Sounds pretty sloppy. Who is writing this?
The pattern I am noticing is that Marvel/Disney is putting a-list talent on the "Star Wars" series. But, that talent may well be working under too many mandates to do their jobs well. "Darth Vader" had a scene that read like "somebody wanted Vader to visit with Jabba in the first issue dammit", which was far beneath Gillen. The impossible flashback you mention may have been similar. ("We need to show this, here, even if it does not make any good sense.")
-edit: Just read your review at SSG.
That's a pretty deep shift, it asks a lot of the audience to accept that the clones are still "good guys" who only had a momentary, forced lapse in judgement, yet still serve blindly without that programming's influence.
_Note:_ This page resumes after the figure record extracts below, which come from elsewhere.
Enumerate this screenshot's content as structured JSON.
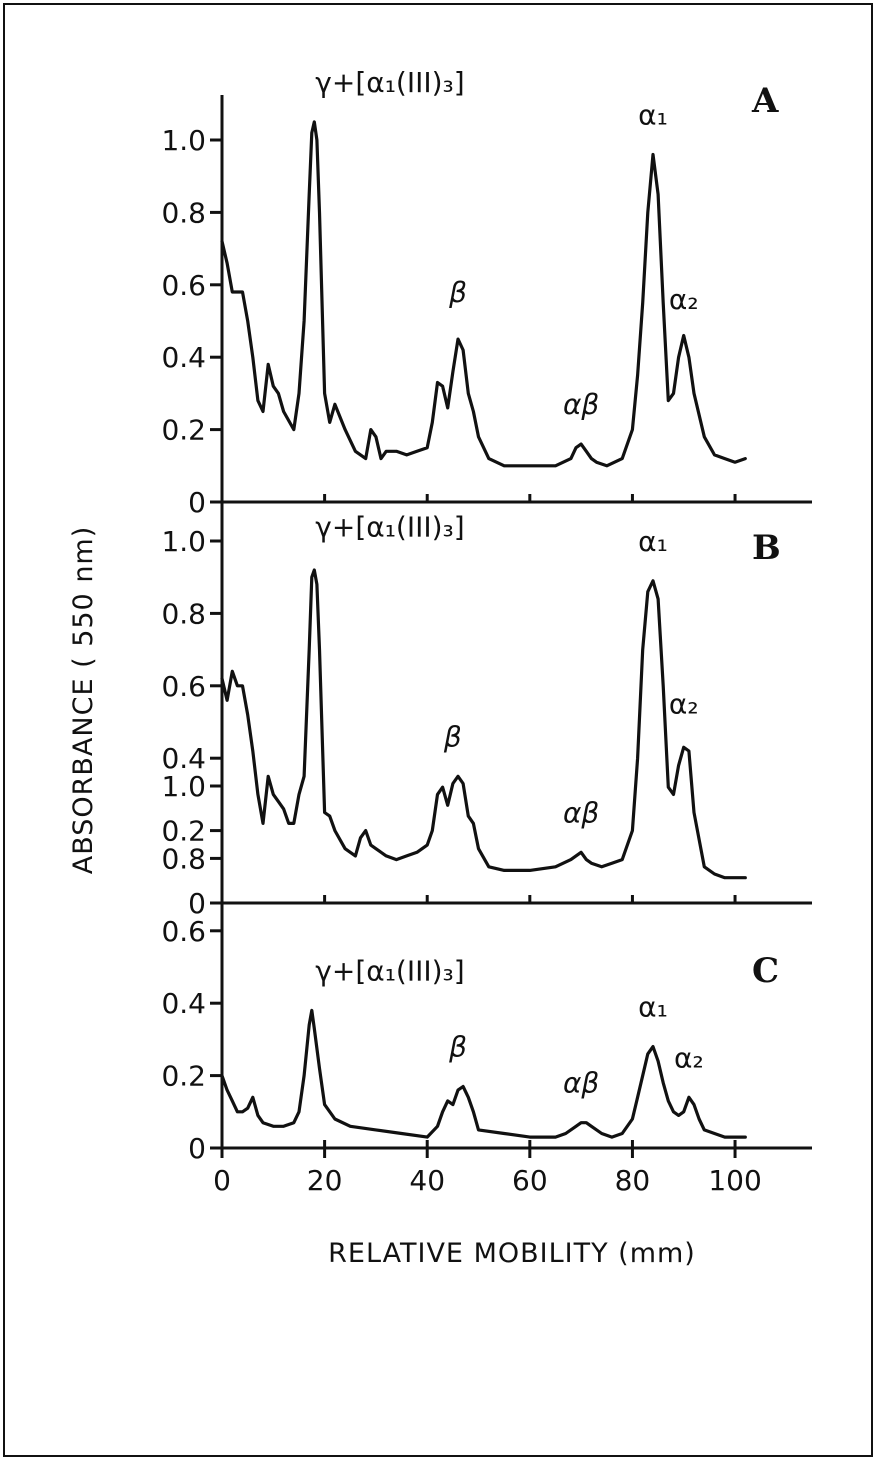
{
  "chart_data": {
    "type": "line",
    "xlabel": "RELATIVE MOBILITY (mm)",
    "ylabel": "ABSORBANCE ( 550 nm)",
    "xlim": [
      0,
      115
    ],
    "ylim": [
      0,
      1.1
    ],
    "x_ticks": [
      "0",
      "20",
      "40",
      "60",
      "80",
      "100"
    ],
    "y_ticks": [
      "0",
      "0.2",
      "0.4",
      "0.6",
      "0.8",
      "1.0"
    ],
    "panels": [
      {
        "label": "A",
        "peak_labels": [
          {
            "text": "γ+[α₁(III)₃]",
            "x": 17,
            "y": 1.05
          },
          {
            "text": "β",
            "x": 46,
            "y": 0.47
          },
          {
            "text": "αβ",
            "x": 70,
            "y": 0.16
          },
          {
            "text": "α₁",
            "x": 84,
            "y": 0.96
          },
          {
            "text": "α₂",
            "x": 90,
            "y": 0.45
          }
        ],
        "x": [
          0,
          1,
          2,
          3,
          4,
          5,
          6,
          7,
          8,
          9,
          10,
          11,
          12,
          14,
          15,
          16,
          17,
          17.5,
          18,
          18.5,
          19,
          20,
          21,
          22,
          24,
          26,
          28,
          29,
          30,
          31,
          32,
          34,
          36,
          38,
          40,
          41,
          42,
          43,
          44,
          45,
          46,
          47,
          48,
          49,
          50,
          52,
          55,
          60,
          65,
          68,
          69,
          70,
          71,
          72,
          73,
          75,
          78,
          80,
          81,
          82,
          83,
          84,
          85,
          86,
          87,
          88,
          89,
          90,
          91,
          92,
          94,
          96,
          98,
          100,
          102
        ],
        "y": [
          0.72,
          0.66,
          0.58,
          0.58,
          0.58,
          0.5,
          0.4,
          0.28,
          0.25,
          0.38,
          0.32,
          0.3,
          0.25,
          0.2,
          0.3,
          0.5,
          0.85,
          1.02,
          1.05,
          1.0,
          0.8,
          0.3,
          0.22,
          0.27,
          0.2,
          0.14,
          0.12,
          0.2,
          0.18,
          0.12,
          0.14,
          0.14,
          0.13,
          0.14,
          0.15,
          0.22,
          0.33,
          0.32,
          0.26,
          0.36,
          0.45,
          0.42,
          0.3,
          0.25,
          0.18,
          0.12,
          0.1,
          0.1,
          0.1,
          0.12,
          0.15,
          0.16,
          0.14,
          0.12,
          0.11,
          0.1,
          0.12,
          0.2,
          0.35,
          0.55,
          0.8,
          0.96,
          0.85,
          0.55,
          0.28,
          0.3,
          0.4,
          0.46,
          0.4,
          0.3,
          0.18,
          0.13,
          0.12,
          0.11,
          0.12
        ]
      },
      {
        "label": "B",
        "peak_labels": [
          {
            "text": "γ+[α₁(III)₃]",
            "x": 17,
            "y": 0.93
          },
          {
            "text": "β",
            "x": 45,
            "y": 0.35
          },
          {
            "text": "αβ",
            "x": 70,
            "y": 0.14
          },
          {
            "text": "α₁",
            "x": 84,
            "y": 0.89
          },
          {
            "text": "α₂",
            "x": 90,
            "y": 0.44
          }
        ],
        "x": [
          0,
          1,
          2,
          3,
          4,
          5,
          6,
          7,
          8,
          9,
          10,
          11,
          12,
          13,
          14,
          15,
          16,
          17,
          17.5,
          18,
          18.5,
          19,
          20,
          21,
          22,
          24,
          26,
          27,
          28,
          29,
          30,
          32,
          34,
          36,
          38,
          40,
          41,
          42,
          43,
          44,
          45,
          46,
          47,
          48,
          49,
          50,
          52,
          55,
          60,
          65,
          68,
          69,
          70,
          71,
          72,
          74,
          76,
          78,
          80,
          81,
          82,
          83,
          84,
          85,
          86,
          87,
          88,
          89,
          90,
          91,
          92,
          94,
          96,
          98,
          100,
          102
        ],
        "y": [
          0.62,
          0.56,
          0.64,
          0.6,
          0.6,
          0.52,
          0.42,
          0.3,
          0.22,
          0.35,
          0.3,
          0.28,
          0.26,
          0.22,
          0.22,
          0.3,
          0.35,
          0.7,
          0.9,
          0.92,
          0.88,
          0.7,
          0.25,
          0.24,
          0.2,
          0.15,
          0.13,
          0.18,
          0.2,
          0.16,
          0.15,
          0.13,
          0.12,
          0.13,
          0.14,
          0.16,
          0.2,
          0.3,
          0.32,
          0.27,
          0.33,
          0.35,
          0.33,
          0.24,
          0.22,
          0.15,
          0.1,
          0.09,
          0.09,
          0.1,
          0.12,
          0.13,
          0.14,
          0.12,
          0.11,
          0.1,
          0.11,
          0.12,
          0.2,
          0.4,
          0.7,
          0.86,
          0.89,
          0.84,
          0.6,
          0.32,
          0.3,
          0.38,
          0.43,
          0.42,
          0.25,
          0.1,
          0.08,
          0.07,
          0.07,
          0.07
        ]
      },
      {
        "label": "C",
        "peak_labels": [
          {
            "text": "γ+[α₁(III)₃]",
            "x": 17,
            "y": 0.38
          },
          {
            "text": "β",
            "x": 46,
            "y": 0.17
          },
          {
            "text": "αβ",
            "x": 70,
            "y": 0.07
          },
          {
            "text": "α₁",
            "x": 84,
            "y": 0.28
          },
          {
            "text": "α₂",
            "x": 91,
            "y": 0.14
          }
        ],
        "x": [
          0,
          1,
          2,
          3,
          4,
          5,
          6,
          7,
          8,
          10,
          12,
          14,
          15,
          16,
          17,
          17.5,
          18,
          19,
          20,
          22,
          25,
          30,
          35,
          40,
          42,
          43,
          44,
          45,
          46,
          47,
          48,
          49,
          50,
          55,
          60,
          65,
          67,
          69,
          70,
          71,
          72,
          74,
          76,
          78,
          80,
          81,
          82,
          83,
          84,
          85,
          86,
          87,
          88,
          89,
          90,
          91,
          92,
          93,
          94,
          96,
          98,
          100,
          102
        ],
        "y": [
          0.2,
          0.16,
          0.13,
          0.1,
          0.1,
          0.11,
          0.14,
          0.09,
          0.07,
          0.06,
          0.06,
          0.07,
          0.1,
          0.2,
          0.34,
          0.38,
          0.33,
          0.22,
          0.12,
          0.08,
          0.06,
          0.05,
          0.04,
          0.03,
          0.06,
          0.1,
          0.13,
          0.12,
          0.16,
          0.17,
          0.14,
          0.1,
          0.05,
          0.04,
          0.03,
          0.03,
          0.04,
          0.06,
          0.07,
          0.07,
          0.06,
          0.04,
          0.03,
          0.04,
          0.08,
          0.14,
          0.2,
          0.26,
          0.28,
          0.24,
          0.18,
          0.13,
          0.1,
          0.09,
          0.1,
          0.14,
          0.12,
          0.08,
          0.05,
          0.04,
          0.03,
          0.03,
          0.03
        ]
      }
    ]
  }
}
Do they serve the Galactic Senate or only the Chancellor? Do they have qualms about the blatantly wrong acts they're ordered to do? If they served on the Death Star and were deceived into serving, does that not invalidate the moral victory that Luke and the Rebel Alliance enjoys in the destruction of that facility? A lot of potential ramifications come out of that change.
I am not sure it is as deep a shift as you are saying.
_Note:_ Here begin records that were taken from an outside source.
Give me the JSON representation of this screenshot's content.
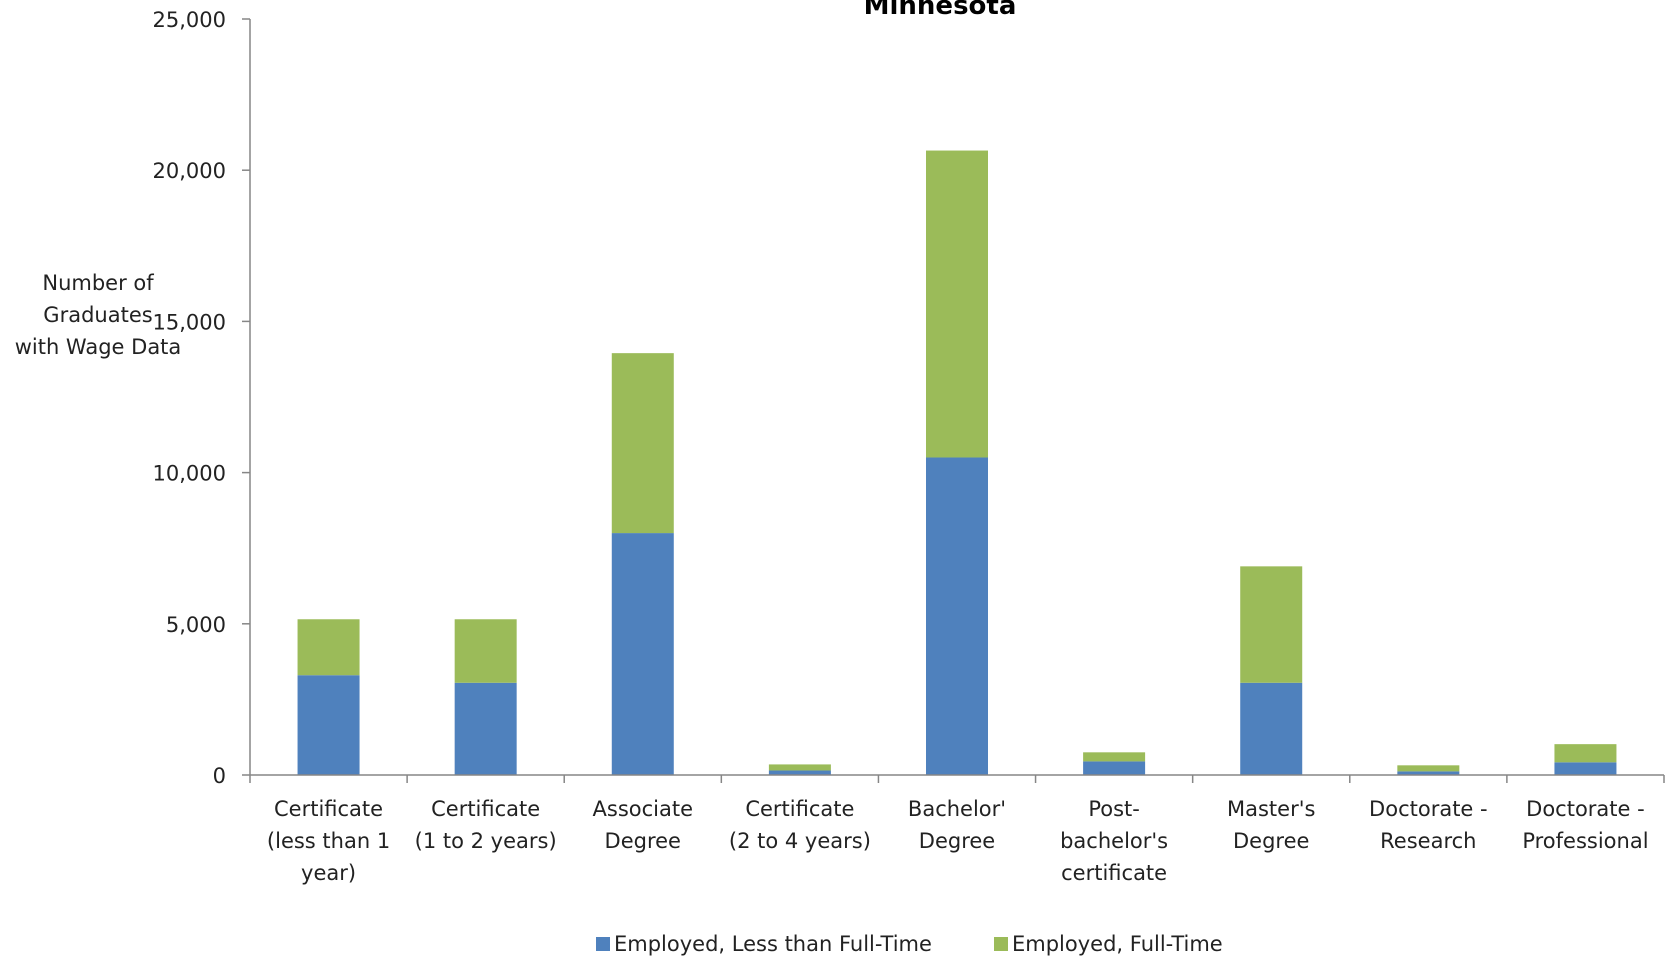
{
  "chart_data": {
    "type": "bar",
    "stacked": true,
    "title": "Minnesota",
    "ylabel": "Number of Graduates with Wage Data",
    "ylabel_lines": [
      "Number of",
      "Graduates",
      "with Wage Data"
    ],
    "ylim": [
      0,
      25000
    ],
    "yticks": [
      0,
      5000,
      10000,
      15000,
      20000,
      25000
    ],
    "ytick_labels": [
      "0",
      "5,000",
      "10,000",
      "15,000",
      "20,000",
      "25,000"
    ],
    "grid": false,
    "legend_position": "bottom",
    "categories": [
      "Certificate (less than 1 year)",
      "Certificate (1 to 2 years)",
      "Associate Degree",
      "Certificate (2 to 4 years)",
      "Bachelor' Degree",
      "Post-bachelor's certificate",
      "Master's Degree",
      "Doctorate - Research",
      "Doctorate - Professional"
    ],
    "category_label_lines": [
      [
        "Certificate",
        "(less than 1",
        "year)"
      ],
      [
        "Certificate",
        "(1 to 2 years)"
      ],
      [
        "Associate",
        "Degree"
      ],
      [
        "Certificate",
        "(2 to 4 years)"
      ],
      [
        "Bachelor'",
        "Degree"
      ],
      [
        "Post-",
        "bachelor's",
        "certificate"
      ],
      [
        "Master's",
        "Degree"
      ],
      [
        "Doctorate -",
        "Research"
      ],
      [
        "Doctorate -",
        "Professional"
      ]
    ],
    "series": [
      {
        "name": "Employed, Less than Full-Time",
        "color": "#4f81bd",
        "values": [
          3300,
          3050,
          8000,
          150,
          10500,
          450,
          3050,
          120,
          420
        ]
      },
      {
        "name": "Employed, Full-Time",
        "color": "#9bbb59",
        "values": [
          1850,
          2100,
          5950,
          200,
          10150,
          300,
          3850,
          200,
          600
        ]
      }
    ]
  }
}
I assumed that Order 66 was a contingent order, planning for the sort of thing that nobody likes to think/talk about but those in power need to consider.
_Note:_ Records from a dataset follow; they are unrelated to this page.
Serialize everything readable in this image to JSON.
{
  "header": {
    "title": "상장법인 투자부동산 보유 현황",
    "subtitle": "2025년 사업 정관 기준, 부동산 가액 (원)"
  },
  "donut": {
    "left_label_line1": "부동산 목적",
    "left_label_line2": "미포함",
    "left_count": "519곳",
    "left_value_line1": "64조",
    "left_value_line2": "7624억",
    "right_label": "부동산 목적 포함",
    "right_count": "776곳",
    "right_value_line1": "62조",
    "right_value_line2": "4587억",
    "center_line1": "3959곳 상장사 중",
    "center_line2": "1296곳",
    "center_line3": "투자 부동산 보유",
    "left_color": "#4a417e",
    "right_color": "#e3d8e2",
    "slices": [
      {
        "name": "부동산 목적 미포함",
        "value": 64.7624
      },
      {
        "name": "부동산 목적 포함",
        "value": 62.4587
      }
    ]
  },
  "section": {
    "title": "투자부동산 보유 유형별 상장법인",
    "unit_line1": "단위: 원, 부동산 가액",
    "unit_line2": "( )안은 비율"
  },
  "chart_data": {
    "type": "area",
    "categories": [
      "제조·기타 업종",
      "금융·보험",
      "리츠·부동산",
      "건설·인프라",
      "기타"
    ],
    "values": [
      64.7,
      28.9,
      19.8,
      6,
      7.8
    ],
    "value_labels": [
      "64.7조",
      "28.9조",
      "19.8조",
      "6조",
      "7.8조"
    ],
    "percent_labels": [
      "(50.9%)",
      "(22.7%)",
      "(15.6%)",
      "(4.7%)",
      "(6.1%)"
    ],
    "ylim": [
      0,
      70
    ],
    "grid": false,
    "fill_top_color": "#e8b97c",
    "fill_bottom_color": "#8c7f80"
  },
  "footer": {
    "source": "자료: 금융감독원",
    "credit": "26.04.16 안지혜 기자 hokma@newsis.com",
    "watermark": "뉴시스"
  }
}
Consider "Case Red" (a US plan to invade Canada that was considered viable until WWII). Similarly, the Feds and military do have plans to put the US under martial law if things break down too much. (Soldiers will be stationed away from the areas they are native to, to maintain loyalty to the Feds, not local institutions.) These are not tin-foil hat stories. They are "worst case scenario" plans.
I always figured that Order 66 was some kind of contingency against a coup or other mischief from the Jedi. (It would be a terrible enough prospect that the Republic would have been lax not to account for the possibility.) If we assume that the Chancellor is the Senate (as he identifies himself in Episode III), then serving one is serving the other. And, following orders would be a result of training/conditioning more than brain-washing.
"Innocent parties on the Death Star" has been a question among fans for decades.